Furthermore, agencies are making big investments in technology and "those investments don't lend themselves to recruitment through overhead charges of 200 or 300 percent—clients won't accept that," said Gotlieb. "We have to compete with parties who are venture-funded or private equity-funded where profitability isn't an issue.
"We have to be able to run an organization that can develop technology, build data structures, exploit it to the benefit of our clients," Gotlieb added. "And there are times—and for many clients it is absolutely acceptable—to be transparent and yet have a business model that is different from a straight commission or a straight fee."
Mediabrands' Seiler pushed back, however, and noted that Gotlieb used air quotes when talking about transparency.
"It's either transparent or it's not. It's not sort of transparent," Seiler said. "We are totally transparent. We don't arbitrage at all. Don't believe in it.
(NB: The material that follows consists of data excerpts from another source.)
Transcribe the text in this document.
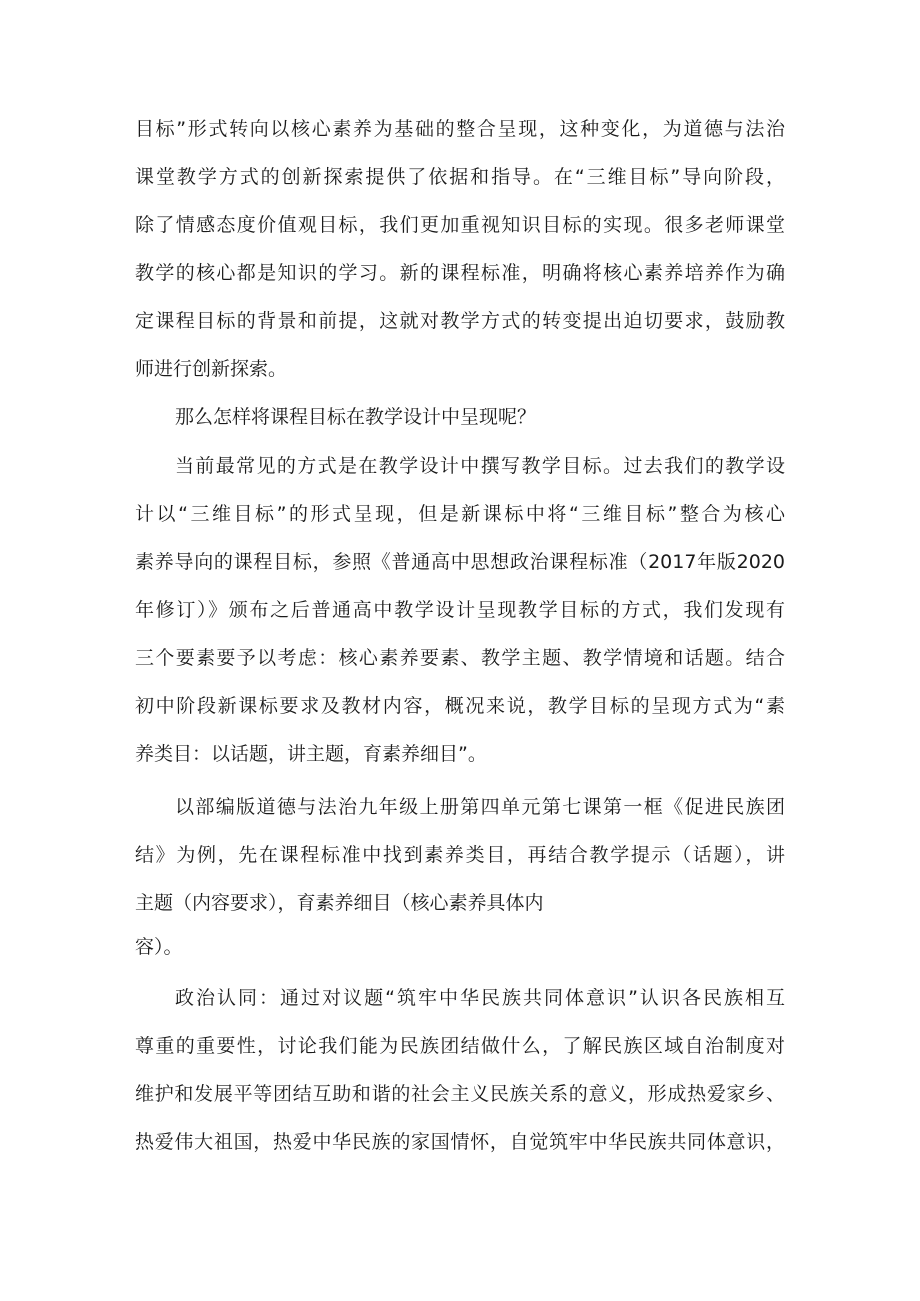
目标”形式转向以核心素养为基础的整合呈现，这种变化，为道德与法治
课堂教学方式的创新探索提供了依据和指导。在“三维目标”导向阶段，
除了情感态度价值观目标，我们更加重视知识目标的实现。很多老师课堂
教学的核心都是知识的学习。新的课程标准，明确将核心素养培养作为确
定课程目标的背景和前提，这就对教学方式的转变提出迫切要求，鼓励教
师进行创新探索。
那么怎样将课程目标在教学设计中呈现呢？
当前最常见的方式是在教学设计中撰写教学目标。过去我们的教学设
计以“三维目标”的形式呈现，但是新课标中将“三维目标”整合为核心
素养导向的课程目标，参照《普通高中思想政治课程标准（2017年版2020
年修订）》颁布之后普通高中教学设计呈现教学目标的方式，我们发现有
三个要素要予以考虑：核心素养要素、教学主题、教学情境和话题。结合
初中阶段新课标要求及教材内容，概况来说，教学目标的呈现方式为“素
养类目：以话题，讲主题，育素养细目”。
以部编版道德与法治九年级上册第四单元第七课第一框《促进民族团
结》为例，先在课程标准中找到素养类目，再结合教学提示（话题），讲
主题（内容要求），育素养细目（核心素养具体内
容）。
政治认同：通过对议题“筑牢中华民族共同体意识”认识各民族相互
尊重的重要性，讨论我们能为民族团结做什么，了解民族区域自治制度对
维护和发展平等团结互助和谐的社会主义民族关系的意义，形成热爱家乡、
热爱伟大祖国，热爱中华民族的家国情怀，自觉筑牢中华民族共同体意识，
There are clients, not necessarily, not specifically of the people up here, who say, 'We just don't understand how it can be that our agency thinks that our money is their money.'"
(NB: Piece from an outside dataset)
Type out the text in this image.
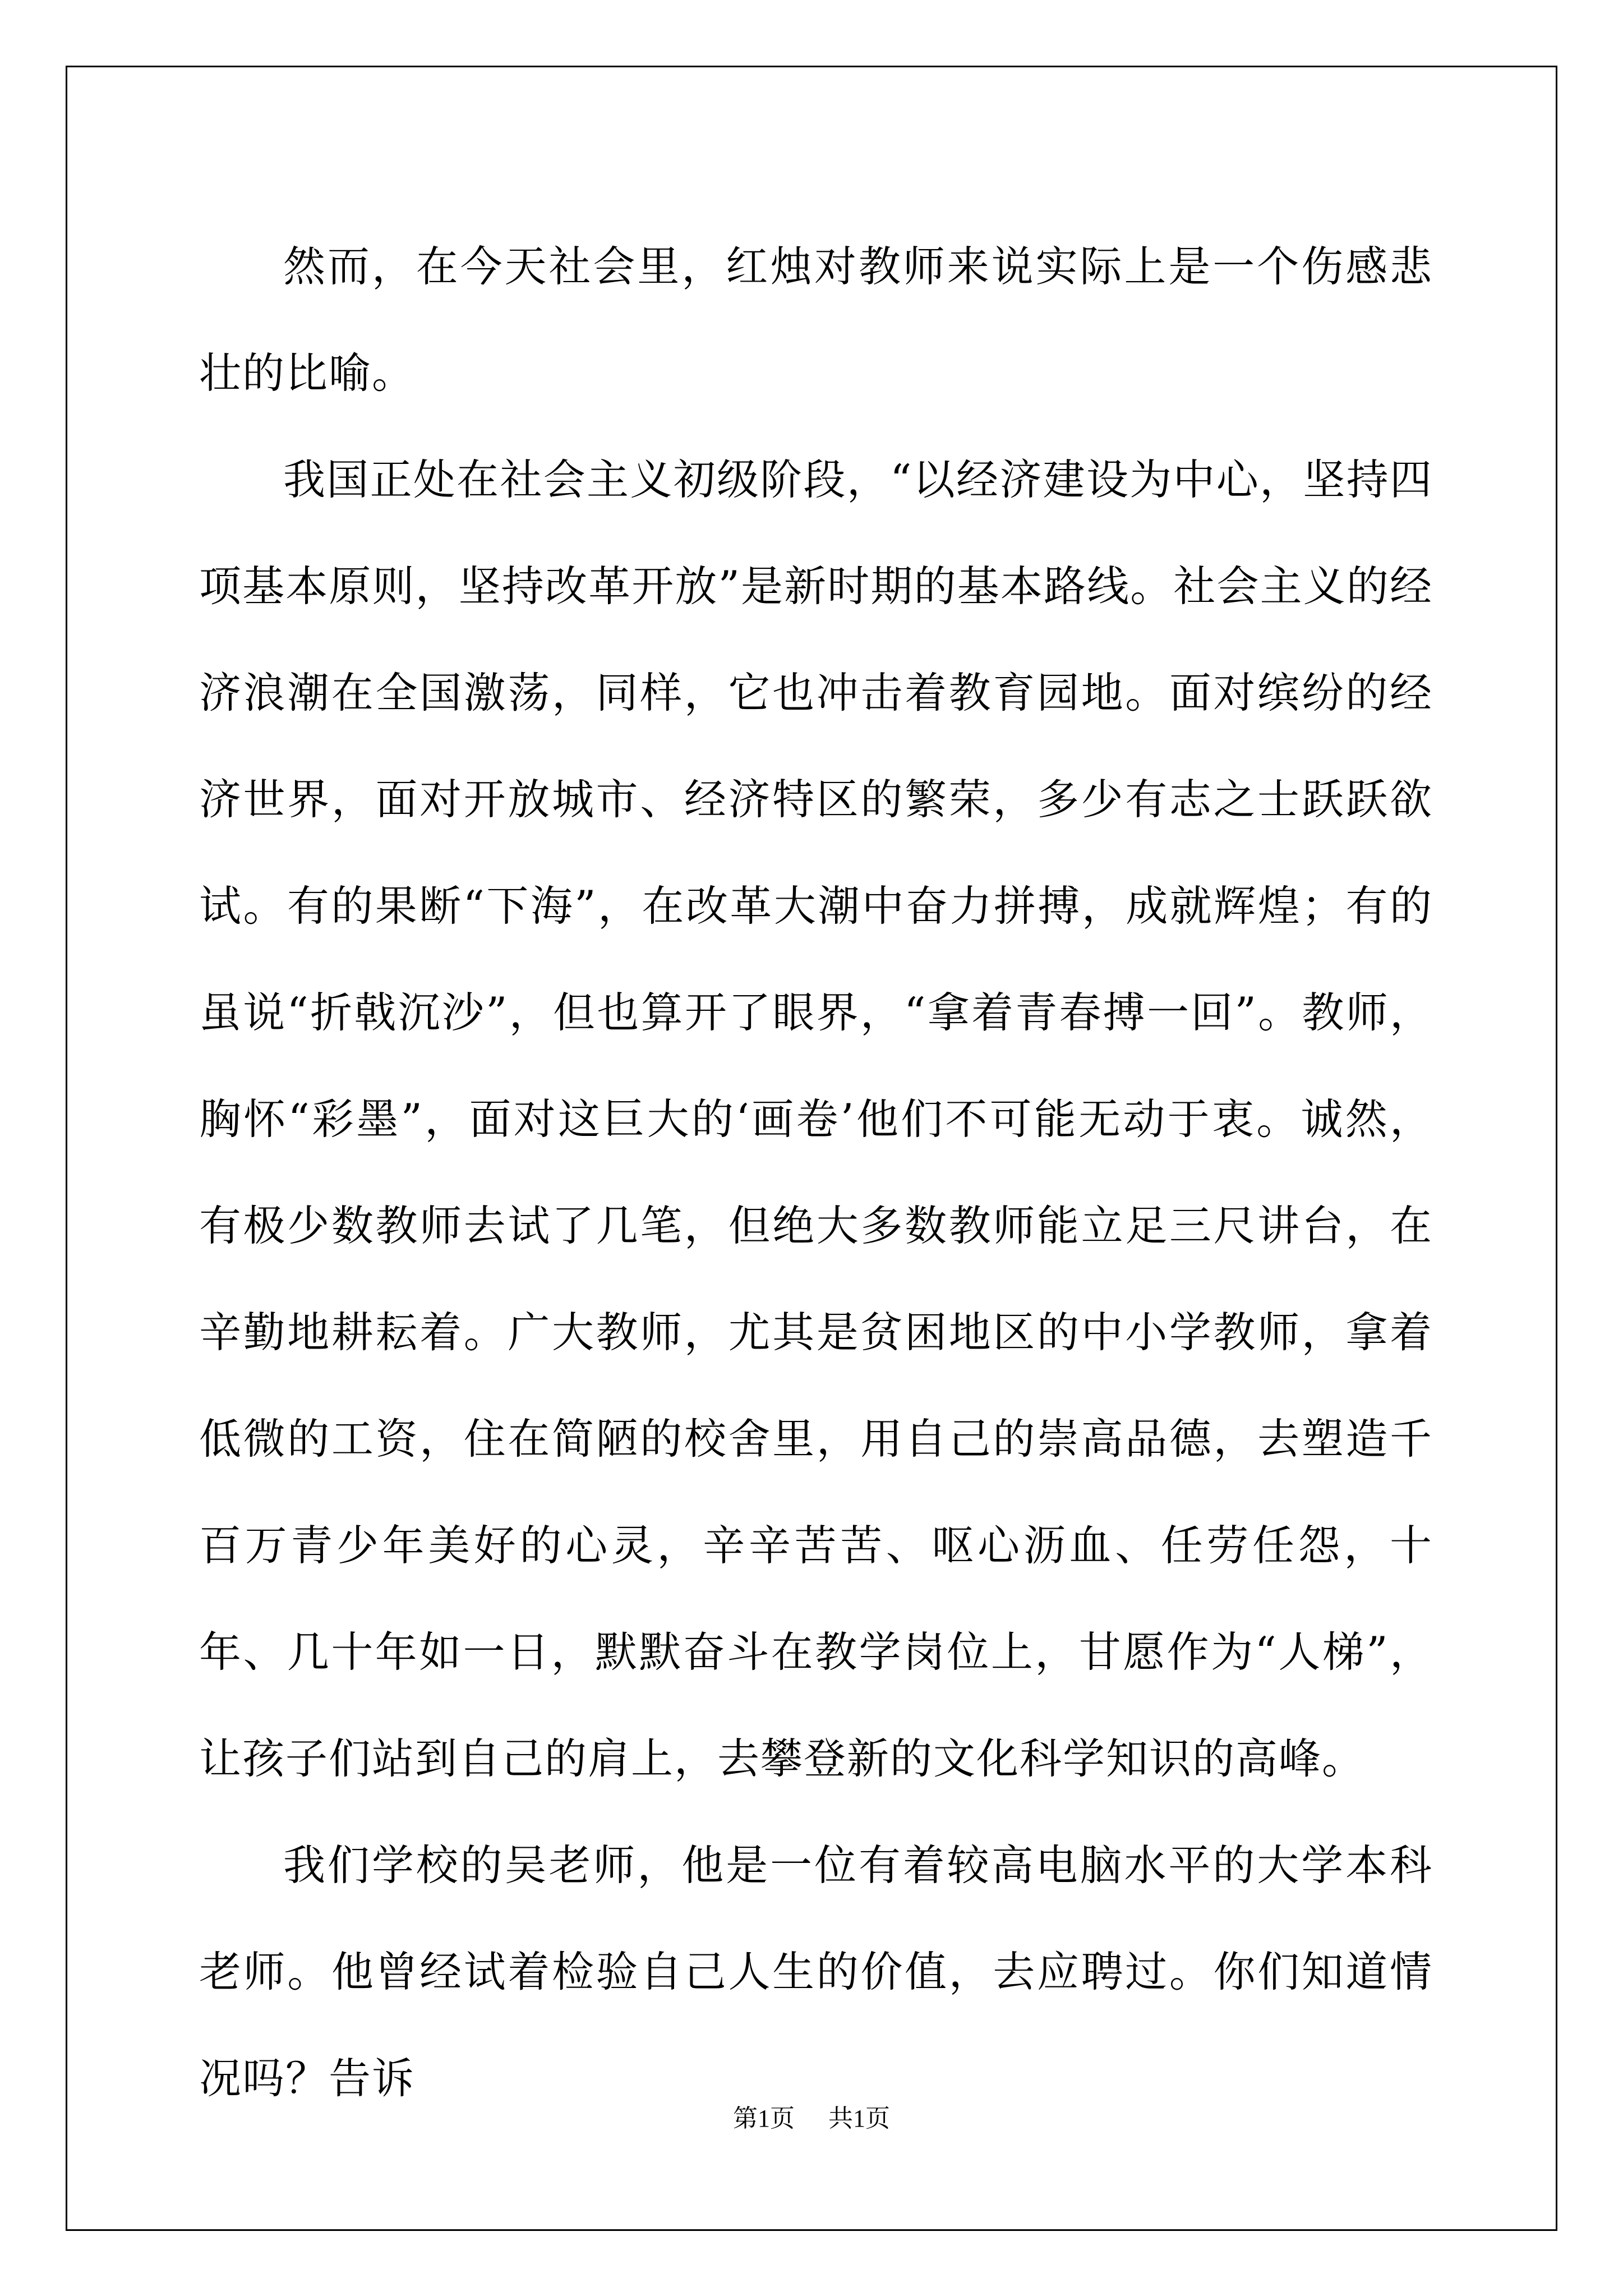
然而，在今天社会里，红烛对教师来说实际上是一个伤感悲壮的比喻。

我国正处在社会主义初级阶段，“以经济建设为中心，坚持四项基本原则，坚持改革开放”是新时期的基本路线。社会主义的经济浪潮在全国激荡，同样，它也冲击着教育园地。面对缤纷的经济世界，面对开放城市、经济特区的繁荣，多少有志之士跃跃欲试。有的果断“下海”，在改革大潮中奋力拼搏，成就辉煌；有的虽说“折戟沉沙”，但也算开了眼界，“拿着青春搏一回”。教师，胸怀“彩墨”，面对这巨大的‘画卷’他们不可能无动于衷。诚然，有极少数教师去试了几笔，但绝大多数教师能立足三尺讲台，在辛勤地耕耘着。广大教师，尤其是贫困地区的中小学教师，拿着低微的工资，住在简陋的校舍里，用自己的崇高品德，去塑造千百万青少年美好的心灵，辛辛苦苦、呕心沥血、任劳任怨，十年、几十年如一日，默默奋斗在教学岗位上，甘愿作为“人梯”，让孩子们站到自己的肩上，去攀登新的文化科学知识的高峰。

我们学校的吴老师，他是一位有着较高电脑水平的大学本科老师。他曾经试着检验自己人生的价值，去应聘过。你们知道情况吗？告诉

第1页 共1页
Klues, for his part, echoed Gotlieb's concern about how to fund agency investments.
"We need to identify—transparently, no air quotes—other models of remuneration if we are to continue to serve our clients as well as possible," Klues said. "Right now, guys, we are in a dangerously risky downward spiral with this [full-time equivalent] cost field. You know, God bless procurement people. I'm not debating their need. I think we all would just like some balance in those approaches."